Review by Amanda Gilmore for Mr. Will Wong
Director Scott Cooper teams-up with Producer Guillermo del Toro to make a strong entry to the Monster genre.
Julia (Keri Russell) returns to her small Oregon town moving into her childhood home with her brother, local sheriff Paul (Jesse Plemons). While teaching at the local school she notices young student Lucas (Jeremy T. Thomas) is showing signs of abuse. As a prior child of abuse herself, she watches out for Lucas. However, she soon finds out that Lucas has more family secrets. He keeps these locked inside his attic where screeches and grunts are heard. And these secrets will have terrifying consequences for the whole town.
Scott makes an eerie atmosphere that creates suspense and tension throughout. Mist and clouds engulf the small-town and its inhabitants. There are vast landscapes of mountains, forests and empty train tracks. And then there’s Lucas. After school, he takes long walks home to hunt. These searches end with unsettling visuals of bloody animals. He comes home to an empty home with the attic door triple-locked. Strange noises are heard from behind. When silence falls, Lucas enters feeding what’s inside the dead animals.
Once we are shown what’s in the attic, the Film kicks into high gear. The disturbing, and heartbreaking, realization leads us to a gruesome scene giving birth to the monster. Additionally, the scenes in the attic show Scott Haze’s physically-demanding performance that he revels in. Scene after scene we are given gradual peaks at the monster until the climax where the full extent is thrown at us. Antlers’ monster is the mythological creature, or evil spirit, the Wendigo from First Nation folklore. The Special and Visual Effects team have their work cut out for them and create an outstanding, horrific-looking creature.
At the core of Antlers is a story of child abuse. Screenwriters Nick Antosca (who’s adapting his short story “The Quiet Boy”), Cooper and Henry Chaisson show only the essential past of Julia. Allowing audiences to understand her necessity to help Lucas. Russell is superb in showing Julia’s desire to save Lucas from a childhood she once lived.
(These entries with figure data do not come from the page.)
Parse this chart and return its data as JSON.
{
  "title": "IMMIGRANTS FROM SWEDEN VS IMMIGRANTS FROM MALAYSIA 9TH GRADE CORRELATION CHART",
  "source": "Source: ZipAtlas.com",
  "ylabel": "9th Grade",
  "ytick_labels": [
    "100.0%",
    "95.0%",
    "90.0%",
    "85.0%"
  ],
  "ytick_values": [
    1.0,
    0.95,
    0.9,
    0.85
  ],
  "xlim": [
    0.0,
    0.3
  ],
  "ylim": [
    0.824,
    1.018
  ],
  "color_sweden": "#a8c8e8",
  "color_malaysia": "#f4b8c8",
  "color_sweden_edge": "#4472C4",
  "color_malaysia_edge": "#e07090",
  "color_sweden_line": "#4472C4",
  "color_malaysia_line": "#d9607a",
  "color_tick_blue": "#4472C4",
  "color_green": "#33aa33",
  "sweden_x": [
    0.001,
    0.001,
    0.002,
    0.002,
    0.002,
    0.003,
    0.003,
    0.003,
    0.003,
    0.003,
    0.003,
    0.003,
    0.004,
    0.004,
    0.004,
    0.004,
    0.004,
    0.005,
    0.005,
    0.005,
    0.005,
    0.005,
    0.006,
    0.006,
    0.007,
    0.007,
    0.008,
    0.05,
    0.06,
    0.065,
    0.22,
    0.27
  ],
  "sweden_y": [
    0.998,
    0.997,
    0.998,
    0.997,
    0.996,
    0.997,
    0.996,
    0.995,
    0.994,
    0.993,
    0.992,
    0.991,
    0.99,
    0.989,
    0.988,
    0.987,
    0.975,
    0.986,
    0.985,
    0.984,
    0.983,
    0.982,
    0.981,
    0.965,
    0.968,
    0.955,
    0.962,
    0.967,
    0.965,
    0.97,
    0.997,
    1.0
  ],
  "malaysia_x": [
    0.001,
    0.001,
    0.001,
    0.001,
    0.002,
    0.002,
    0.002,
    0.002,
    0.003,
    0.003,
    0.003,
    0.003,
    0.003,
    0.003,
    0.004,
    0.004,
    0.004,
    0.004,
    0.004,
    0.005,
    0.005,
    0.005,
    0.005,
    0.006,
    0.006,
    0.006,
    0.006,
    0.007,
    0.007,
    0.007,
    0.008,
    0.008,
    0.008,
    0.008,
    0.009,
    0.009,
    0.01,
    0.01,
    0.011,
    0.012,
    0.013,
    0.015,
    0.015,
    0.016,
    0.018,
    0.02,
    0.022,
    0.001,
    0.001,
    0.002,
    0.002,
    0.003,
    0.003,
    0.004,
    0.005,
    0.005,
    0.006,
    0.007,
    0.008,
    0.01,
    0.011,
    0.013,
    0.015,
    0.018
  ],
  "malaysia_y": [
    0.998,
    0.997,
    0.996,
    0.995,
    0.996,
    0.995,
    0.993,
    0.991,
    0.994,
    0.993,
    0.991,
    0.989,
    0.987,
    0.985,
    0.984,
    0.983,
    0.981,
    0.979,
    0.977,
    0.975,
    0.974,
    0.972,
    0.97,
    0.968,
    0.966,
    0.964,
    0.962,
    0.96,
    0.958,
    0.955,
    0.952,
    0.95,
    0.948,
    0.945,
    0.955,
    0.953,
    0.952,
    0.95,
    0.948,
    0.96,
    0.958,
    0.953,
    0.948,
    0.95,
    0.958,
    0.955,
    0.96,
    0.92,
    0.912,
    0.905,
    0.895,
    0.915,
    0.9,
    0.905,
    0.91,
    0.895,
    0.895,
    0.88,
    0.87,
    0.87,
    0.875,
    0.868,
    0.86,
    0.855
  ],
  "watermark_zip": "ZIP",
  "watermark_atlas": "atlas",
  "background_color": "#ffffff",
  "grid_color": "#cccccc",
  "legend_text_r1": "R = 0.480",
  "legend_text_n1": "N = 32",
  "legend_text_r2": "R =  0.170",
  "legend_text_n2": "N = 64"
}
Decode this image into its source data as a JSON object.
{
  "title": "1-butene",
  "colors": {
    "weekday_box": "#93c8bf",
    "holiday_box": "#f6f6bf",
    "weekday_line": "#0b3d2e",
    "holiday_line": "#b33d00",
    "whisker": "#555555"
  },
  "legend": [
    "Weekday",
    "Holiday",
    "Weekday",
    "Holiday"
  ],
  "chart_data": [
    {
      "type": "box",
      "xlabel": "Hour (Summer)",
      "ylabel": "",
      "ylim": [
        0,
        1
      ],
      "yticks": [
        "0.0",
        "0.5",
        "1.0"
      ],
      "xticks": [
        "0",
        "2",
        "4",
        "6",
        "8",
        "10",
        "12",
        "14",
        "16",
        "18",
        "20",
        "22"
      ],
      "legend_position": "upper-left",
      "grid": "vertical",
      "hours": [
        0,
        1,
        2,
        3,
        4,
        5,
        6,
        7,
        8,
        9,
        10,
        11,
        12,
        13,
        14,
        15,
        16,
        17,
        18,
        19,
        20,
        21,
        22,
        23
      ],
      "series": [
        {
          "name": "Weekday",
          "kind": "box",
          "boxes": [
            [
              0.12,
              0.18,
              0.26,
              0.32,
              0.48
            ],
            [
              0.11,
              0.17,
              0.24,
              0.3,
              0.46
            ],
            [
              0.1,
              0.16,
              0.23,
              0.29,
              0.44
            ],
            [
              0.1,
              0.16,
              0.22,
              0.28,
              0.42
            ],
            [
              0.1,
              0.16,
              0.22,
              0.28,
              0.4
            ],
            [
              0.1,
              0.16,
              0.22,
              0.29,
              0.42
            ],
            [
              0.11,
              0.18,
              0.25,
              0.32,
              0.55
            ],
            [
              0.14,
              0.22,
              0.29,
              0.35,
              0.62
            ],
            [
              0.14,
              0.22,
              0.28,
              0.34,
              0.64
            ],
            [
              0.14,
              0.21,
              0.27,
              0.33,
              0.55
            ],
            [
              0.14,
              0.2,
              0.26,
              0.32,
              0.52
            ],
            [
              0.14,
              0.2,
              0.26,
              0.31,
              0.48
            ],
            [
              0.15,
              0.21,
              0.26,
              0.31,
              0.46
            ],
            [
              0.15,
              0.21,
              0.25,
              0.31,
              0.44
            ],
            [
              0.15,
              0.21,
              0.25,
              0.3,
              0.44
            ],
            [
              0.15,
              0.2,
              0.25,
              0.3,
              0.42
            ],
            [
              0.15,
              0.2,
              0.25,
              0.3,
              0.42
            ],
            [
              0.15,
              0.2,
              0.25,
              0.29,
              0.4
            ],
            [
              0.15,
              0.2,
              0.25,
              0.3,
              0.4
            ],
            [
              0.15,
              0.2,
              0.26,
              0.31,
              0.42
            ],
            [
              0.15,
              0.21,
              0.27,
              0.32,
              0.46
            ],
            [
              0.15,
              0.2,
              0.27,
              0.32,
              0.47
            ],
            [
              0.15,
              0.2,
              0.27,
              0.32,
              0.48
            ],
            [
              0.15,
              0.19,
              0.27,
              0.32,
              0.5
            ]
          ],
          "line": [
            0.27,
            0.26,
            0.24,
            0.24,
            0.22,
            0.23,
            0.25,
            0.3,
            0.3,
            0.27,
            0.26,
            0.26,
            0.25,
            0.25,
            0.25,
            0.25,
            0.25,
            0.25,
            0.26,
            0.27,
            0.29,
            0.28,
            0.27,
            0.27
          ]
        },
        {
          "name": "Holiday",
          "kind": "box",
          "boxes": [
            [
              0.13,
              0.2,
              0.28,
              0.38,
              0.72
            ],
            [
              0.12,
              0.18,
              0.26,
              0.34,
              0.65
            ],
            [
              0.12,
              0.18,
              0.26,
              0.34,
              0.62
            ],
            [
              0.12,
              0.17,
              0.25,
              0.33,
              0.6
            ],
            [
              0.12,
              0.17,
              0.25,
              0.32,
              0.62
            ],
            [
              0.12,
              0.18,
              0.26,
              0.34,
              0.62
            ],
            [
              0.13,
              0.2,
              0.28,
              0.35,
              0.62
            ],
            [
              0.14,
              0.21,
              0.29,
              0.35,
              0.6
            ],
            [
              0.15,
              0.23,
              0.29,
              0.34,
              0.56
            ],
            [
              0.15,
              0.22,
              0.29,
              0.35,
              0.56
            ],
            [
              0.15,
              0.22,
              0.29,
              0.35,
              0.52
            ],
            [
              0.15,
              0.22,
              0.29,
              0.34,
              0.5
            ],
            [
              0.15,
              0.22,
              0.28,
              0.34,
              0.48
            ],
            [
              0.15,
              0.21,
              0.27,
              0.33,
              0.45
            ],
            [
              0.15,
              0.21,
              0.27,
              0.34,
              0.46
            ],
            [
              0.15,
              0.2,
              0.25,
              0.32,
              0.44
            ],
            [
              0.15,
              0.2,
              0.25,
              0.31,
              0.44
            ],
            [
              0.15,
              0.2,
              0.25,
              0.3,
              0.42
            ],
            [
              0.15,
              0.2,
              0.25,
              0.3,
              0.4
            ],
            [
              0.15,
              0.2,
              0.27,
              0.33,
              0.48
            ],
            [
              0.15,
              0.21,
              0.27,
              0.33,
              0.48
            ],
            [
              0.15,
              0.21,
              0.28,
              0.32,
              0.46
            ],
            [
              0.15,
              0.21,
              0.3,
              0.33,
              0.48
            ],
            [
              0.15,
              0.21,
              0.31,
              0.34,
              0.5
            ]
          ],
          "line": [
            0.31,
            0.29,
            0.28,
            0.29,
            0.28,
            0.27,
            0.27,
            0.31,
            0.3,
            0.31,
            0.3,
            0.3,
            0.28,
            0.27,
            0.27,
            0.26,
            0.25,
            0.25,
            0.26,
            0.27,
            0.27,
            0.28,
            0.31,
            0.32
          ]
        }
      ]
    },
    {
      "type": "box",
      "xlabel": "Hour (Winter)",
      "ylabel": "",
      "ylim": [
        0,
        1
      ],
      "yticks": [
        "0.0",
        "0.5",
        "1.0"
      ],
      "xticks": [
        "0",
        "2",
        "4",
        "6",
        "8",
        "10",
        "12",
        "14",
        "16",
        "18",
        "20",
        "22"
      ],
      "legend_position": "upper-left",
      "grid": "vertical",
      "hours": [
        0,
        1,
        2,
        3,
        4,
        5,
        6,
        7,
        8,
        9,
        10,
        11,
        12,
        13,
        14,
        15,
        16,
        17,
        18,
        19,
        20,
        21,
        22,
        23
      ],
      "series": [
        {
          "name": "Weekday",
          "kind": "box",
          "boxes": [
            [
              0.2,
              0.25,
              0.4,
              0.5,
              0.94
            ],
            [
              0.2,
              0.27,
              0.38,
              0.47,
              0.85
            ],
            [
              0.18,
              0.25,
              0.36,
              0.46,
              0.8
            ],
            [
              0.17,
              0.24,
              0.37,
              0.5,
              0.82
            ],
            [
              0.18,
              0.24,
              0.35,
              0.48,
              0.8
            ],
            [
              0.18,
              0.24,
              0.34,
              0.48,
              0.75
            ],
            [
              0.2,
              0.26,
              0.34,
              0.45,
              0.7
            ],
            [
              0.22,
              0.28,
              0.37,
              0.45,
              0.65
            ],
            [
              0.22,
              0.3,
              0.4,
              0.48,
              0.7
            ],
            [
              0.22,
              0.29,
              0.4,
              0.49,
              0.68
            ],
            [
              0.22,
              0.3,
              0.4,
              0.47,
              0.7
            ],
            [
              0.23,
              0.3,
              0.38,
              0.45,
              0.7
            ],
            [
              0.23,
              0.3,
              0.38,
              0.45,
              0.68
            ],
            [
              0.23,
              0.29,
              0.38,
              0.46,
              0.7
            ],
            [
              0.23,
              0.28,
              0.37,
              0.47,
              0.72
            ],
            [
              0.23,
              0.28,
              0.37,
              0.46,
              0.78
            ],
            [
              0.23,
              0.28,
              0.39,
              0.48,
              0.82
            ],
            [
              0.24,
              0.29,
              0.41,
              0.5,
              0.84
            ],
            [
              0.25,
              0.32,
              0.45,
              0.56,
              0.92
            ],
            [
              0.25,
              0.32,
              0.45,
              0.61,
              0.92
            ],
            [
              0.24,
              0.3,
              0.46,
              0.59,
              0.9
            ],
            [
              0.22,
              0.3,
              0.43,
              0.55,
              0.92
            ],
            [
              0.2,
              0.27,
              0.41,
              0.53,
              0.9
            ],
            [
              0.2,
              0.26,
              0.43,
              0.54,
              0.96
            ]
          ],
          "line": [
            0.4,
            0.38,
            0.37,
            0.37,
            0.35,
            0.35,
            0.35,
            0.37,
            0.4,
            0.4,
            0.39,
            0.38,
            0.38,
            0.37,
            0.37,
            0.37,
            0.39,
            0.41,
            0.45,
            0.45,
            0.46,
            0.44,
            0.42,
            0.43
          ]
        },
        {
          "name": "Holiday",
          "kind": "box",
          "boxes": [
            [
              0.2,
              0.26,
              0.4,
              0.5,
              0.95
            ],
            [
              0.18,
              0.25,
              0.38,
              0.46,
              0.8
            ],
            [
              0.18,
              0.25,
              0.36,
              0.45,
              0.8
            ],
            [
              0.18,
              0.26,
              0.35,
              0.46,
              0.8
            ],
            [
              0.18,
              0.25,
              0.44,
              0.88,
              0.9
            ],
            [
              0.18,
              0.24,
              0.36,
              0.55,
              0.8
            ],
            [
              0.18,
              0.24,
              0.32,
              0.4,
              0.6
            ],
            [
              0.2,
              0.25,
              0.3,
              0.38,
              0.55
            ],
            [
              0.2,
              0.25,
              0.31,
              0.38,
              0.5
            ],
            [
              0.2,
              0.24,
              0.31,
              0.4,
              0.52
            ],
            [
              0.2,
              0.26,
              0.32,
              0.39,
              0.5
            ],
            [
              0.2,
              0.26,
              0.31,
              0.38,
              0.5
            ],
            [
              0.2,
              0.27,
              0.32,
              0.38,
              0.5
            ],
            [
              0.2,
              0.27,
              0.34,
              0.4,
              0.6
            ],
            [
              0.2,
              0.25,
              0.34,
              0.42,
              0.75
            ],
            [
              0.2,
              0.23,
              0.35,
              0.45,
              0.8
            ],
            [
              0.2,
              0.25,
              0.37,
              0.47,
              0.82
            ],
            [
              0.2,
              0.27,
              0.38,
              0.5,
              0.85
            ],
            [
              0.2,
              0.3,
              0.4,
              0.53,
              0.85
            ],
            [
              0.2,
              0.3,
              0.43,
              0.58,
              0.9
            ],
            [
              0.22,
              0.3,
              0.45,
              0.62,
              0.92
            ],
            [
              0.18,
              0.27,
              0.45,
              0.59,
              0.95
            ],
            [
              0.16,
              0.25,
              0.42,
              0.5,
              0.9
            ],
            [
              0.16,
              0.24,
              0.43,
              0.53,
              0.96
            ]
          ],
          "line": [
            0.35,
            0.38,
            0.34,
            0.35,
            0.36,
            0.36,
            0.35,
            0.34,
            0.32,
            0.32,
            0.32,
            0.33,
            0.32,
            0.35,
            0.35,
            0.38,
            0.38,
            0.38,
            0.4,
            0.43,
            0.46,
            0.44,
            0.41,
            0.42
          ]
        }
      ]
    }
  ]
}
Additionally, she shows the trauma the memories of the past continue to inflict. The Screenwriters also examine the bystanders to abuse and how they become culpable. Principal Ellen Booth (Amy Madigan) and Paul make excuses for Lucas’ father Frank (Haze). And they go a step further making excuses for why they haven’t acted. In displaying this, the Screenwriters show how abuse can continue even when it’s known.
For how much talent is on screen it’s newcomer Thomas that stands out. Lucas is a young boy who’s dealing with adult responsibilities and supernatural experiences. It’s a difficult role, yet, Thomas excels at every turn. He commands his character showing his fear, anger, anguish, desire and also his grasps of hope. Thomas and Russell work great together. Russell’s caring Julia is constantly being met with Thomas’ untrusting, questioning Lucas.
Overall, Antlers gives us a creepy monster, unsettling atmosphere and scares rooted in tension and the Wendigo’s violent acts. At times the dialogue can become a little too on the nose but it makes up for it with a well-crafted story and deep themes on abuse, childhood and family.
Searchlight Pictures release ANTLERS on Friday, October 29, 2021.